Prof Freddy Heylen, who lectures in economics at the University of Ghent, told a conference in Galway he was "not optimistic" such a policy change would happen. Afterwards, Prof Heylen said that while it was true there was an increasing convergence between income levels in EU states, this did not reflect regional differences.
Because of the free movement of capital, investment in peripheral countries such as Ireland was becoming more and more concentrated in prosperous areas within those countries, because such areas enjoyed a better infrastructure, better technological support and a wider skills base.
This trend would accelerate with monetary union, he said. The ability of individual states to intervene on behalf of disadvantaged areas would be lost, as fiscal authority was yielded to Brussels. However, there were no centralised structures in place to replace such action.
The conference, "Creating employment in an expanding Union - the IGC debate", was organised by the European Commission and European Parliament offices in Dublin.
It was the first of a number of "citizen's hearings" which will be held in different regions in response to earlier criticisms about the lack of public involvement in such debates, according to a commission spokesman, Mr Paul Gormley. "We want to give people an opportunity to hear, discuss and give their views on the issues that are going to have an impact on them," he said.
The organisers were only partially successful in their aims. Much of the time at the conference was taken up with a repetition of already well ventilated positions from farming, trade union, employer and other organisations.
The European Social Commissioner, Mr Padraig Flynn, told the conference that unemployment continued to be "the most fundamental challenge" facing the EU as it prepared for expansion towards the east.
Europe must do better on employment, he said, which meant reforms in education, training, taxation, social security, labour law and collective bargaining. The planned introduction of employment goals in the next EU treaty would facilitate co operation on job creation. "However, let me be clear. I don't believe simply putting a reference to employment in the treaty will create jobs," he said.

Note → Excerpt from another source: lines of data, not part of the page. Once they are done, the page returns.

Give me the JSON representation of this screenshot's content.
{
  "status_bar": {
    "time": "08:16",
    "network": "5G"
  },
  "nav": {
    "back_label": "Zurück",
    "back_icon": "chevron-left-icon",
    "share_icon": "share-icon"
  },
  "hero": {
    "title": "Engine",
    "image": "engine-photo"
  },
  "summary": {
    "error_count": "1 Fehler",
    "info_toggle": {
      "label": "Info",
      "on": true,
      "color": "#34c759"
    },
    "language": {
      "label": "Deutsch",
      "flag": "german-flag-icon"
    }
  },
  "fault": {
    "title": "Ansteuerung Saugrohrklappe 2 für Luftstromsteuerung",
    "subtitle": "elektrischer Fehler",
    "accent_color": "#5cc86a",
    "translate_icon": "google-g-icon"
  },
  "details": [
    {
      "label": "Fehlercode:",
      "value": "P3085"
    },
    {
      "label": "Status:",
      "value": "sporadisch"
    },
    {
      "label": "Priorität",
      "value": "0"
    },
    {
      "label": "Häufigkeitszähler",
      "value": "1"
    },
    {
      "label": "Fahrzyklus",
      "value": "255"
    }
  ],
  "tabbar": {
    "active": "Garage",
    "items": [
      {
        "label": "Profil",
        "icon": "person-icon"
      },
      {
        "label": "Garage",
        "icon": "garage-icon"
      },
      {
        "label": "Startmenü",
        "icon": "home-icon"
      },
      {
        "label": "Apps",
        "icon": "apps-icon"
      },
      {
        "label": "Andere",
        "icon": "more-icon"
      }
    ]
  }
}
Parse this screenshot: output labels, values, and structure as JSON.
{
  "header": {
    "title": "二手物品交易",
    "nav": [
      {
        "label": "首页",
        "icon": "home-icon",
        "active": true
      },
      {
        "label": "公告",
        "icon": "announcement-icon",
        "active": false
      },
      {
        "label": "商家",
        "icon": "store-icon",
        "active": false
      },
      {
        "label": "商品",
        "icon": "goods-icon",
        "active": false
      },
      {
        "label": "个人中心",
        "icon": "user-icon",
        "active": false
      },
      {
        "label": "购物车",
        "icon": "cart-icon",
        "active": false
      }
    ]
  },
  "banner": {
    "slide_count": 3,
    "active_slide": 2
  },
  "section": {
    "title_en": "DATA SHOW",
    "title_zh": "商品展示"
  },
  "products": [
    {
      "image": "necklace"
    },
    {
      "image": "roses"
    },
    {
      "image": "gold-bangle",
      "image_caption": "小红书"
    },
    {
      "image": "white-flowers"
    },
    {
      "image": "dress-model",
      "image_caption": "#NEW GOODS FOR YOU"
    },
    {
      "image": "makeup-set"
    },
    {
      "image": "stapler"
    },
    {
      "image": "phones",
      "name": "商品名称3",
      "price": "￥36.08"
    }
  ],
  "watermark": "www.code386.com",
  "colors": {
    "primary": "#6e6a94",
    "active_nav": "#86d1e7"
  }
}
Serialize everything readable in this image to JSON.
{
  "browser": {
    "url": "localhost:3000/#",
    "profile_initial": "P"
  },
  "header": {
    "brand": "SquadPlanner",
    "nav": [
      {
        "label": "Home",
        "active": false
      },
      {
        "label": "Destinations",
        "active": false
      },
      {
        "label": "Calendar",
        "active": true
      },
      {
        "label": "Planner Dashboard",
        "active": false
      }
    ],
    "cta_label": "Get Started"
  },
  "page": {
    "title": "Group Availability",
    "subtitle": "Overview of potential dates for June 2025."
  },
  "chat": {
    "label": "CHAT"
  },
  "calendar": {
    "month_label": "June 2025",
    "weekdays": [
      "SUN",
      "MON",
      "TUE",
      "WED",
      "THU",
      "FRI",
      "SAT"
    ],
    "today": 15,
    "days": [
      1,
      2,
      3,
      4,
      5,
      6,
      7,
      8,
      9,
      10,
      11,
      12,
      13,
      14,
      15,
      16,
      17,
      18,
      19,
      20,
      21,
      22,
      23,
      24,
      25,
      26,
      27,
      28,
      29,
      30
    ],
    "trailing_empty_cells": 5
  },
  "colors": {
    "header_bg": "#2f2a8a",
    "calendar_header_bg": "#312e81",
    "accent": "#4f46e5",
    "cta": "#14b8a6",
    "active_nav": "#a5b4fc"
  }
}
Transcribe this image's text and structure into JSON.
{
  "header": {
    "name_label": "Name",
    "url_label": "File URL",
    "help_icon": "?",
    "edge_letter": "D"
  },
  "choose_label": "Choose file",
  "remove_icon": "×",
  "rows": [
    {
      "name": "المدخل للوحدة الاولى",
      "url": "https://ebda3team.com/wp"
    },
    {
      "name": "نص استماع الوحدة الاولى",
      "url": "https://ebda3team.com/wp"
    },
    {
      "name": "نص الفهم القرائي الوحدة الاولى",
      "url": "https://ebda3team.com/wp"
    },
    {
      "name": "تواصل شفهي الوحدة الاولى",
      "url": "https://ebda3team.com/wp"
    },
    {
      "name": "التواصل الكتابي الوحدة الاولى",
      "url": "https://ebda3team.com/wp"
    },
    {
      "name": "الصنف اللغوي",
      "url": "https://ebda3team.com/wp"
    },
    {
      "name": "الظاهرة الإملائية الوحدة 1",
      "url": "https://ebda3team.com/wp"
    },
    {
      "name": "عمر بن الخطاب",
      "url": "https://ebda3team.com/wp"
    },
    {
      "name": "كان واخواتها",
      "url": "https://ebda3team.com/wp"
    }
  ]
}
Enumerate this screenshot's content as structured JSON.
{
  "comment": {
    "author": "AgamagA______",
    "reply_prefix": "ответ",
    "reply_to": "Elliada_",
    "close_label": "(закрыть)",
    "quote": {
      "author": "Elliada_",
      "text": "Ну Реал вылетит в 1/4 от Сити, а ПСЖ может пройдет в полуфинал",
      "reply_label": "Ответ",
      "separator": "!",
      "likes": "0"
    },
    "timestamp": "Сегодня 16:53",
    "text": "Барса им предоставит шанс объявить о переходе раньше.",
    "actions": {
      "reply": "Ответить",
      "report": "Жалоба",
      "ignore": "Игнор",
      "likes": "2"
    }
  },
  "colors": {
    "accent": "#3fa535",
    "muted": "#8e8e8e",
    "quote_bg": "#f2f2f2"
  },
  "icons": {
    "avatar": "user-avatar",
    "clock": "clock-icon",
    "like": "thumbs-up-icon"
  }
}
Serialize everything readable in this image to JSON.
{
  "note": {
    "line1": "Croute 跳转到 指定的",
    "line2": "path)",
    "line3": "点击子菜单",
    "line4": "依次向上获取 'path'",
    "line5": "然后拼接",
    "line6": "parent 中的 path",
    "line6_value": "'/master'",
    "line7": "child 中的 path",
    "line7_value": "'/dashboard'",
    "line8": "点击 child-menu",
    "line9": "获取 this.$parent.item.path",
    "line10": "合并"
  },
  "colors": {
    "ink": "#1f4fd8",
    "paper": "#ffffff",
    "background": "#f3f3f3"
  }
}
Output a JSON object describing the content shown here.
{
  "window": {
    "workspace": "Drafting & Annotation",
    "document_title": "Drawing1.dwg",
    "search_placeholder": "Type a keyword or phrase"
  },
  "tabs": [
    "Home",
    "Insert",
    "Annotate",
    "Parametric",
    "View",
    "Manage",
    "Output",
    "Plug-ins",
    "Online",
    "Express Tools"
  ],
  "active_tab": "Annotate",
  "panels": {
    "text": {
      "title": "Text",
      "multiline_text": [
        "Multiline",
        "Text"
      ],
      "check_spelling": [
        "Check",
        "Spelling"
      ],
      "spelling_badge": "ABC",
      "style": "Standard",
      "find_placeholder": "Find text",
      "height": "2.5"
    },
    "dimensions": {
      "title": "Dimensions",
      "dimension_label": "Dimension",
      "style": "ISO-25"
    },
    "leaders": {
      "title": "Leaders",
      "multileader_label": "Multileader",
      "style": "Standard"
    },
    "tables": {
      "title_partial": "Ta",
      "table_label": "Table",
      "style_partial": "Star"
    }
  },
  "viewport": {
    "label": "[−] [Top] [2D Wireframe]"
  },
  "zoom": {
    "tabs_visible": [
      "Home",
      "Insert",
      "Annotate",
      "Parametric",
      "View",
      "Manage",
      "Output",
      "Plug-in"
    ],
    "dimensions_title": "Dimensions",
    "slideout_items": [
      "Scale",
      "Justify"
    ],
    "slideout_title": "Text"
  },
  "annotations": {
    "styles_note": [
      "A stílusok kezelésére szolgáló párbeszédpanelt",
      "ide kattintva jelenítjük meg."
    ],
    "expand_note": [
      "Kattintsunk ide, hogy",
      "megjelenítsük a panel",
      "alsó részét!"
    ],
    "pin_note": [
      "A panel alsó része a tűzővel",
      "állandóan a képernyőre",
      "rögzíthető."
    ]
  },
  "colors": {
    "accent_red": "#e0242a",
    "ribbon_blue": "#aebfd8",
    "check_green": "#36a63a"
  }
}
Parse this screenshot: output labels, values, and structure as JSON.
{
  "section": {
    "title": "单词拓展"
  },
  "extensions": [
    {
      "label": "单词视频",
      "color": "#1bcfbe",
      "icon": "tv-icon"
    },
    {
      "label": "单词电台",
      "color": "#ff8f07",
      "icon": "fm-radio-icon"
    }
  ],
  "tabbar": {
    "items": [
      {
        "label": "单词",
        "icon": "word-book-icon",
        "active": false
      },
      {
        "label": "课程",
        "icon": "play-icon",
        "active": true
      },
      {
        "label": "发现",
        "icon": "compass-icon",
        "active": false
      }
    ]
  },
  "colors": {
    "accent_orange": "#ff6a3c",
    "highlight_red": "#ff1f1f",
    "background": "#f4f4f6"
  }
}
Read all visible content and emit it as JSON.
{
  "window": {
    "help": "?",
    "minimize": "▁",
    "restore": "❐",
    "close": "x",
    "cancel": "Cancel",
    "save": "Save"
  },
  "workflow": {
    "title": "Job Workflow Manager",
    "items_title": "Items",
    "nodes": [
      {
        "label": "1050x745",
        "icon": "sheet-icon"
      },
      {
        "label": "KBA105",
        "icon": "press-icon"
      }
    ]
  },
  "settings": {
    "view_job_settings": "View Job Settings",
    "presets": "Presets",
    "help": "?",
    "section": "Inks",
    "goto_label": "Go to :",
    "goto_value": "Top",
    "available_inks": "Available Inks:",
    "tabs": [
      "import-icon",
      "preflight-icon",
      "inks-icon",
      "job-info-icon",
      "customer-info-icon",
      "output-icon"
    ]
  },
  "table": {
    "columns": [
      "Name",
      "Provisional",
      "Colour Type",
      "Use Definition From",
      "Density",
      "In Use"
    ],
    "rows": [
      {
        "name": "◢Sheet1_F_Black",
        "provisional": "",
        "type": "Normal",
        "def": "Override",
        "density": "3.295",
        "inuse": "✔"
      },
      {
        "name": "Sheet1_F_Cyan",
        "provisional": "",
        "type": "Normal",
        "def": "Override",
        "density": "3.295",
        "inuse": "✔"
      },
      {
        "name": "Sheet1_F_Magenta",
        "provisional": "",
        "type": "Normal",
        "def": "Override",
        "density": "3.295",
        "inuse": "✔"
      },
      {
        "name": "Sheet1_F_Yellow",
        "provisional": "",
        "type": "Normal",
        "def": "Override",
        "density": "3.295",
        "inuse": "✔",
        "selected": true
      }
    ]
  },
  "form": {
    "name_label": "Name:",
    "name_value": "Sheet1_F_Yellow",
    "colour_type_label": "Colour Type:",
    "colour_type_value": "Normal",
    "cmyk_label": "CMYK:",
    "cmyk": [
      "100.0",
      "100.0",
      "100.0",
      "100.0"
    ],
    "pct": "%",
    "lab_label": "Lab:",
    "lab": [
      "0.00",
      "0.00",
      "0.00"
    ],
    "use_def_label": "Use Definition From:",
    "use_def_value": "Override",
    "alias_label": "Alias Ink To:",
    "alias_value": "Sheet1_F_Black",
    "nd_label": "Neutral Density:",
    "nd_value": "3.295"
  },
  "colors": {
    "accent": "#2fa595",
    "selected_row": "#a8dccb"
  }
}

The Fianna Fail MEP for Connacht Ulster, Mr Pat "The Cope" Gallagher, said CAP supports for farmers should continue, even after the Union enlarged to the east. "I agree the CAP as it stands cannot simply be offered to the countries of central and eastern Europe who join the EU," he said. "To do so would give all the wrong signals to their farmers and entrepreneurs.
"It would encourage farmers to take the easy option and it would encourage entrepreneurs to invest in farming for the sake of guaranteed prices, rather than in modernising their business structures. It would put up their land prices and distort their economies.
"But if we do succeed in enlarging the EU, the benefits for Ireland could be considerable. Enlargement will provide a bigger market for our high quality food and fish products. This market will also want our high technology products," Mr Gallagher said.
The Fine Gael MEP for Connacht Ulster, Mr Joe McCartin, said enlargement must go ahead. "We often tend to overlook the point that if we do not take in these countries, we will still have to take them into account in our economic planning," he said.
"The European Union and its individual states are already committed within the World Trade Organisation to global free trade. There is no possibility, even if we do not admit these countries to the EU, that a tariff barrier will be maintained between them and us.
"So whether they are in the Union or not, their economic development, or lack of it, will affect us. The same is true of their agriculture which in 20 years from now, perhaps even less, will be competing with us in our own and world markets, whether they join the Union or not," he said.
The Polish Ambassador, Mr Stanislaw Szymanski, said the cost of integration would be lower than previously thought.
"Politically unbiased studies prove that to integrate the agriculture of central and eastern European countries with that of the Union, the annual funds under the Common Agricultural Policy will have to grow only about ECU 10 billion (the current CAP budget amounts to ECU 41 billion), which, as you will agree, does not constitute any excessive expenditure in the light of potential benefits," he said.